Abby Bushman, a wealth adviser with the Spokane office of Minneapolis-based CliftonLarsonAllen LLP, says she hasn’t had any clients ask about FIRE or other extremely early retirement planning methods.

 “We start retirement conversations and planning early enough to ensure everyone is on the same page regarding goals and expectations,” she says. “We don’t want to push for early retirement if we’re not confident the client is in a good place to have success in doing that.”

Bushman, like Carlson and Klündt, says she sees some downsides to very early retirement.

“Without a paycheck, you’ll need to have enough cash flow in place to provide for yourself and support your lifestyle,” she says. “Large costs like health care are no longer sponsored by your employer, and you can’t continue to contribute to a retirement plan if you’re not employed. These are just a few things to be aware of.”

Bushman says most of her clients, unless they have guaranteed financial security, are actually contemplating working longer in order to save more for retirement.

“Retiring early is kind of tough to do,” she says. “It takes a lot of thought and planning, so if you are planning to do so, it’s best to err on the side of caution in regard to investments and planning.”

Melissa Williams, president of Spokane-based Star Financial and Insurance Services Inc, says retirement planning is different for every generation, so she’s not surprised by millennials’ fascination with FIRE.

“I haven’t heard much about FIRE, but that’s probably because most of my clients are older,” she says. “What I have heard about it sounds similar to the advice most financial advisers always give: Spend less and save more.”

Williams says early retirement is a possibility she brings up to younger clients if they’re in a good position to consider it.

“I do advise early retirees to consider what it is they’re retiring from,” she says. “A lot of people are still quite healthy and active when they retire, and many eventually feel the need to find part-time or volunteer work to stay active both physically and mentally.”

Although FIRE looks good on paper, Williams agrees that like any retirement plan, there are always variables that can’t be entirely planned for.

“It’s always hard to determine just how much money you’ll need in retirement, which is why I like to have a 10-year window with clients. That gives me time to help them find that number and test it against variables like changing interest rates, taxes, and market fluctuations,” she says.

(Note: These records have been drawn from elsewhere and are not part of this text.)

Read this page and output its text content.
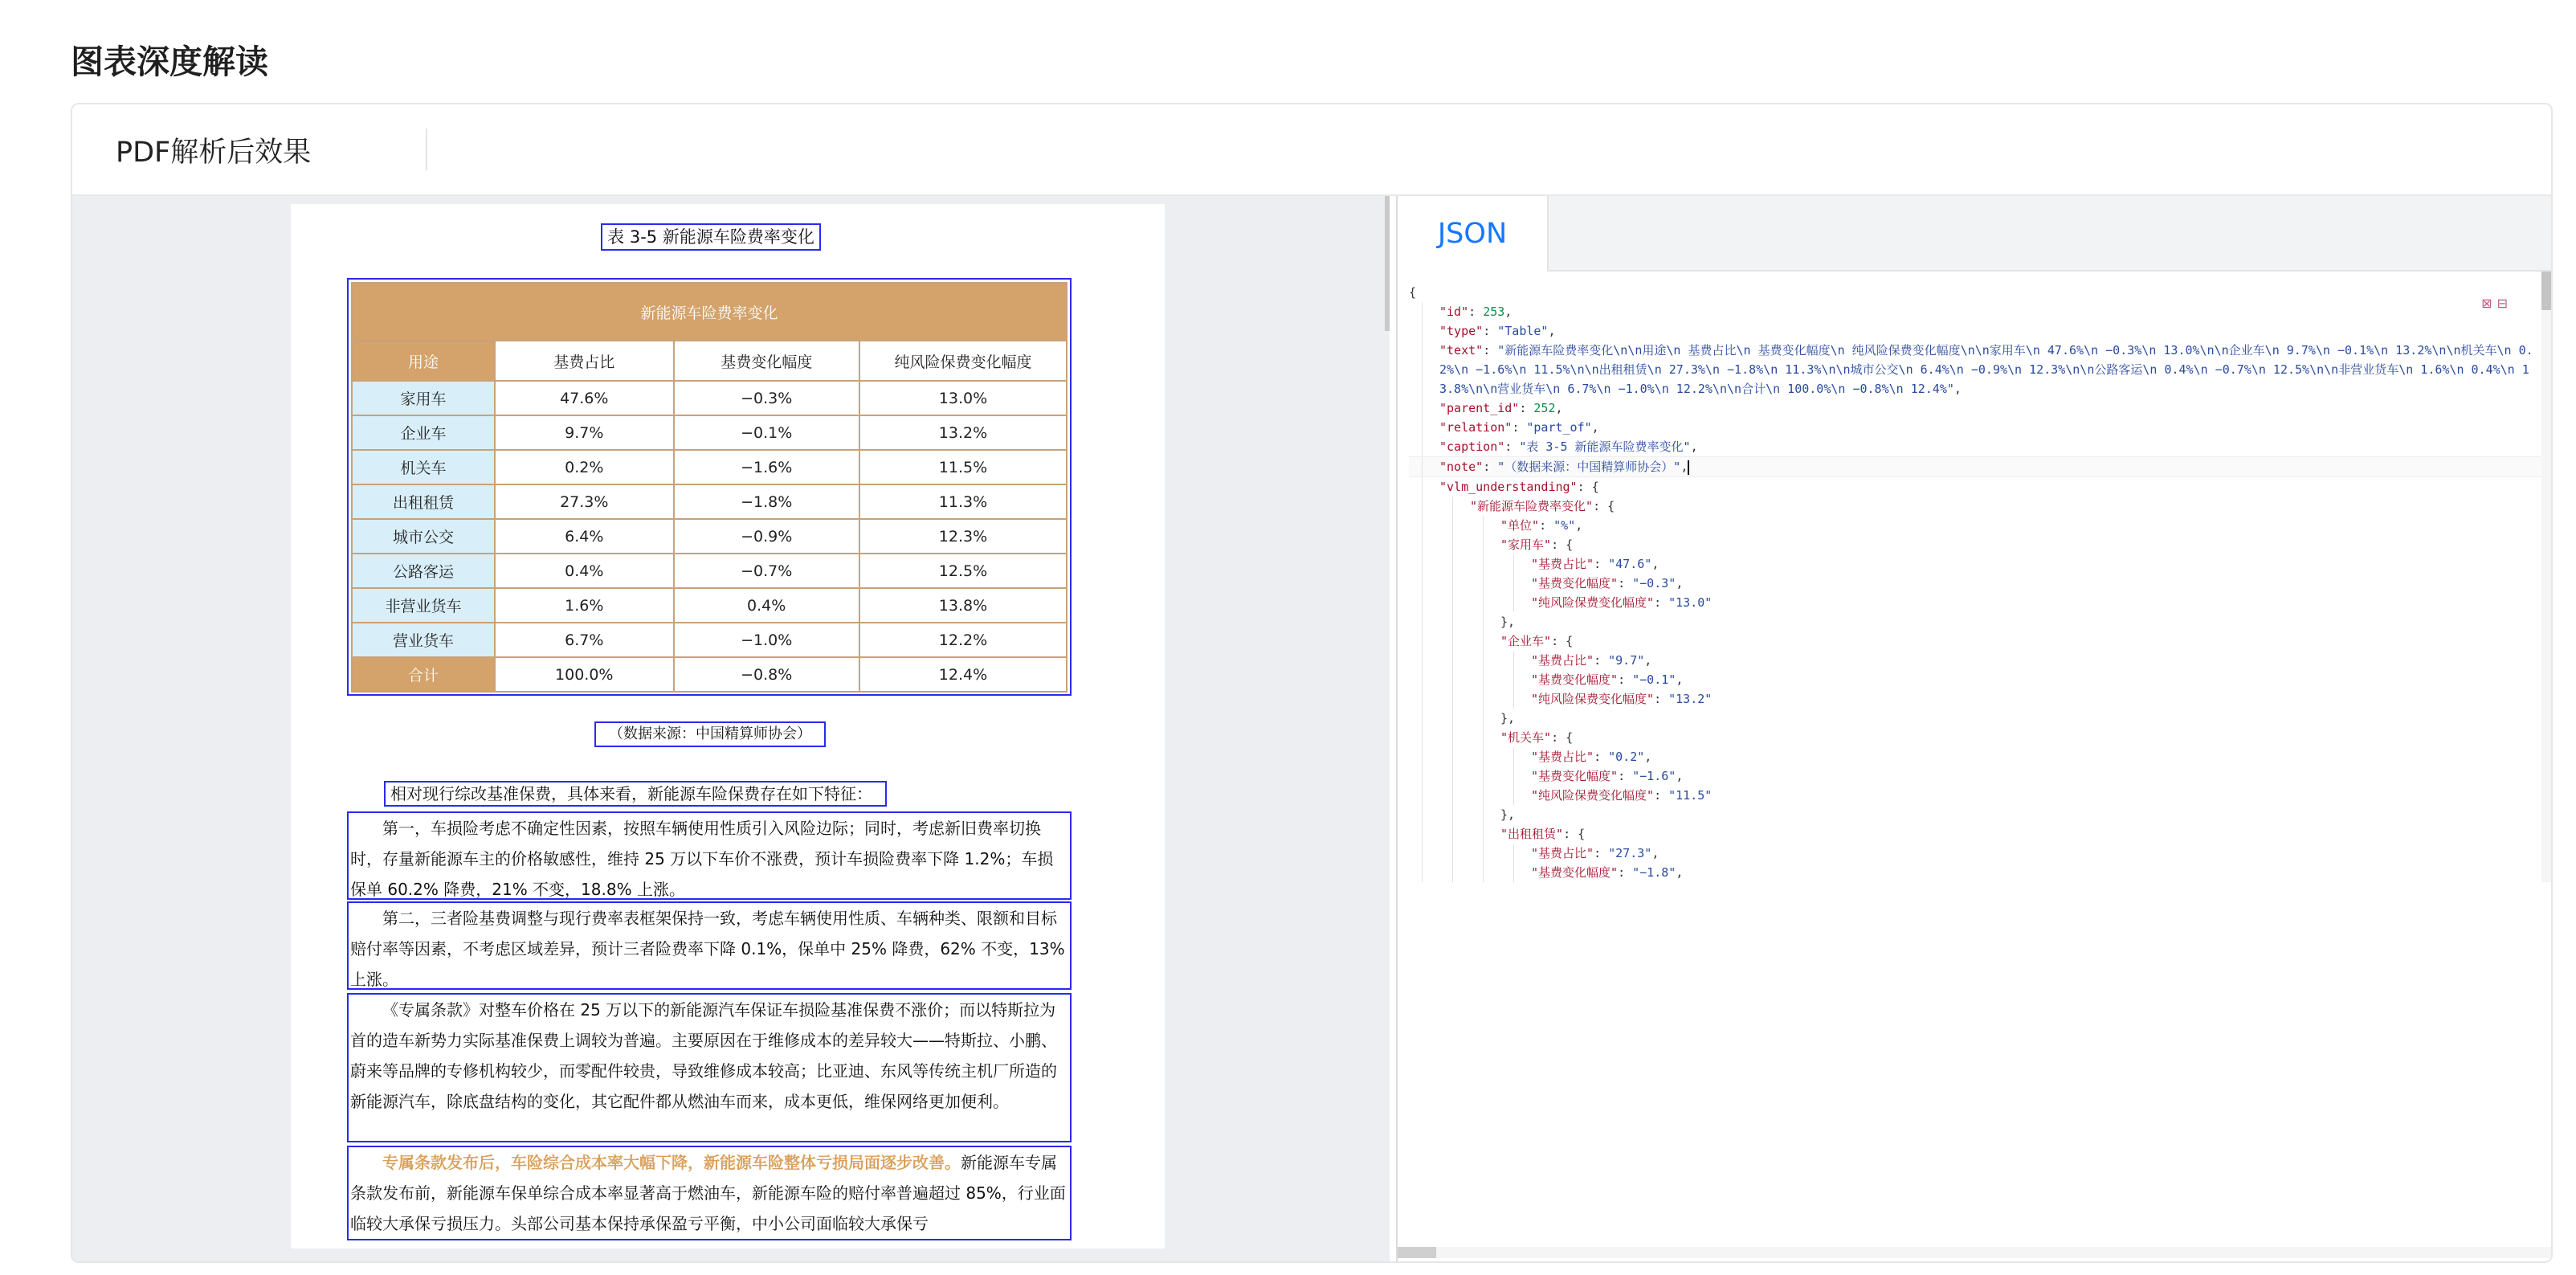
图表深度解读
PDF解析后效果
表 3-5 新能源车险费率变化
新能源车险费率变化			
用途	基费占比	基费变化幅度	纯风险保费变化幅度
家用车	47.6%	−0.3%	13.0%
企业车	9.7%	−0.1%	13.2%
机关车	0.2%	−1.6%	11.5%
出租租赁	27.3%	−1.8%	11.3%
城市公交	6.4%	−0.9%	12.3%
公路客运	0.4%	−0.7%	12.5%
非营业货车	1.6%	0.4%	13.8%
营业货车	6.7%	−1.0%	12.2%
合计	100.0%	−0.8%	12.4%
（数据来源：中国精算师协会）
相对现行综改基准保费，具体来看，新能源车险保费存在如下特征：
第一，车损险考虑不确定性因素，按照车辆使用性质引入风险边际；同时，考虑新旧费率切换时，存量新能源车主的价格敏感性，维持 25 万以下车价不涨费，预计车损险费率下降 1.2%；车损保单 60.2% 降费，21% 不变，18.8% 上涨。
第二，三者险基费调整与现行费率表框架保持一致，考虑车辆使用性质、车辆种类、限额和目标赔付率等因素，不考虑区域差异，预计三者险费率下降 0.1%，保单中 25% 降费，62% 不变，13% 上涨。
《专属条款》对整车价格在 25 万以下的新能源汽车保证车损险基准保费不涨价；而以特斯拉为首的造车新势力实际基准保费上调较为普遍。主要原因在于维修成本的差异较大——特斯拉、小鹏、蔚来等品牌的专修机构较少，而零配件较贵，导致维修成本较高；比亚迪、东风等传统主机厂所造的新能源汽车，除底盘结构的变化，其它配件都从燃油车而来，成本更低，维保网络更加便利。
专属条款发布后，车险综合成本率大幅下降，新能源车险整体亏损局面逐步改善。新能源车专属条款发布前，新能源车保单综合成本率显著高于燃油车，新能源车险的赔付率普遍超过 85%，行业面临较大承保亏损压力。头部公司基本保持承保盈亏平衡，中小公司面临较大承保亏
JSON
⊠⊟
{
"id": 253,
"type": "Table",
"text": "新能源车险费率变化\n\n用途\n 基费占比\n 基费变化幅度\n 纯风险保费变化幅度\n\n家用车\n 47.6%\n −0.3%\n 13.0%\n\n企业车\n 9.7%\n −0.1%\n 13.2%\n\n机关车\n 0.2%\n −1.6%\n 11.5%\n\n出租租赁\n 27.3%\n −1.8%\n 11.3%\n\n城市公交\n 6.4%\n −0.9%\n 12.3%\n\n公路客运\n 0.4%\n −0.7%\n 12.5%\n\n非营业货车\n 1.6%\n 0.4%\n 13.8%\n\n营业货车\n 6.7%\n −1.0%\n 12.2%\n\n合计\n 100.0%\n −0.8%\n 12.4%",
"parent_id": 252,
"relation": "part_of",
"caption": "表 3-5 新能源车险费率变化",
"note": "（数据来源：中国精算师协会）",
"vlm_understanding": {
"新能源车险费率变化": {
"单位": "%",
"家用车": {
"基费占比": "47.6",
"基费变化幅度": "−0.3",
"纯风险保费变化幅度": "13.0"
},
"企业车": {
"基费占比": "9.7",
"基费变化幅度": "−0.1",
"纯风险保费变化幅度": "13.2"
},
"机关车": {
"基费占比": "0.2",
"基费变化幅度": "−1.6",
"纯风险保费变化幅度": "11.5"
},
"出租租赁": {
"基费占比": "27.3",
"基费变化幅度": "−1.8",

“When you retire early that money already has to last longer than a traditional retirement amount,” she adds. “Modern medicine has also made it possible to live to an older age, so your savings may even have to last longer than you’d thought.”

While she admires the goals of the FIRE method, Williams says she would caution young people against a freestyling, do-it-yourself approach to finances.

“The good thing about it is it’s encouraging minimizing expenses and living more frugally, but like anything else, there really is no magic bullet,” she says. “A lot of these more complex plans are best attempted with the guidance of a professional financial adviser.”

When it comes to the feasibility of retiring extremely early, Carlson says Spokane might actually be one of the better cities for young people to try it. 

“Spokane currently has a surging retirement community and a lower cost of living compared with some other cities,” she says. “Many people are moving here from other states because it’s more affordable.”